I use collections.Counter
to count the words in a certain string:
s = """Lorem Ipsum is simply dummy text of the printing and typesetting industry. Lorem Ipsum has been the industry's standard dummy text ever since the 1500s, when an unknown printer took a galley of type and scrambled it to make a type specimen book. It has survived not only five centuries, but also the leap into electronic typesetting, remaining essentially unchanged.
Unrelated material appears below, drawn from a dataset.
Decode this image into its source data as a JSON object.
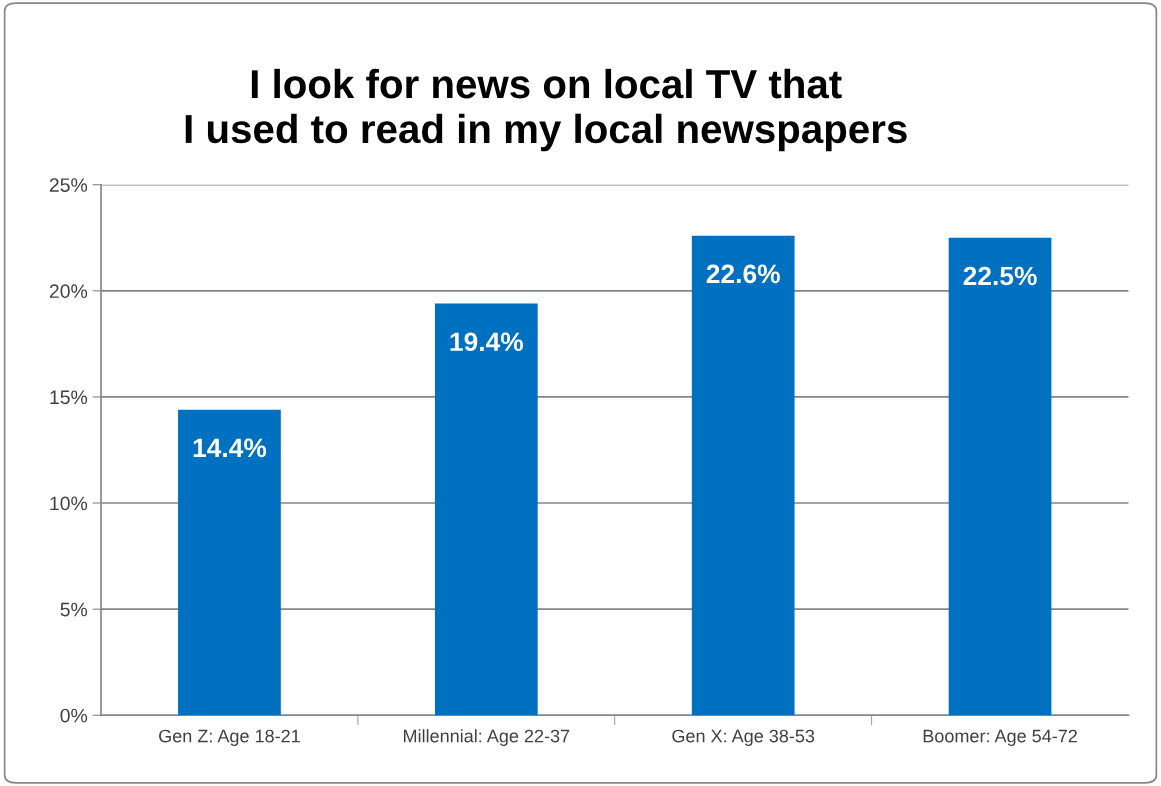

It was popularised in the 1960s with the release of Letraset sheets containing Lorem Ipsum passages, and more recently with desktop publishing software like Aldus PageMaker including versions of Lorem Ipsum."""
lorem = s.lower().split()
Note how this is smaller than the real string I've attempted on, but the conclusion/results are generalizable.
%%timeit
dcomp = Counter(lorem)
# 8 µs ± 329 ns per loop (mean ± std. dev. of 7 runs, 100000 loops each)
If I use this (which is same as part of source code of cpython/Lib/collections/init.py)
%%timeit
d = dict()
get = d.get
for w in lorem:
d[w] = get(w, 0) + 1
# 15.4 µs ± 1.61 µs per loop (mean ± std. dev. of 7 runs, 100000 loops each)
EDIT: Use function:
def count():
d = dict()
get = d.get
for w in lorem:
d[w] = get(w, 0) + 1
return d
%%timeit
count()
# Still significantly slower. function definition not in timeit loop.
# 14 µs ± 763 ns per loop (mean ± std. dev. of 7 runs, 100000 loops each)
For a much larger string, the results are similar, which the latter process take around 1.8-2 times as long as the first one.
The part of the source code that works is here:
def _count_elements(mapping, iterable):
'Tally elements from the iterable.'
mapping_get = mapping.get
for elem in iterable:
mapping[elem] = mapping_get(elem, 0) + 1
Of which mapping is an instance of itself super(Counter, self).__init__()
-> dict()
. The same speed persisted after I put all of the latter try into a function and called that function. I can't understand where this speed difference originated from. Is there special treatment that python lib gets? Or some caveats I overlooked.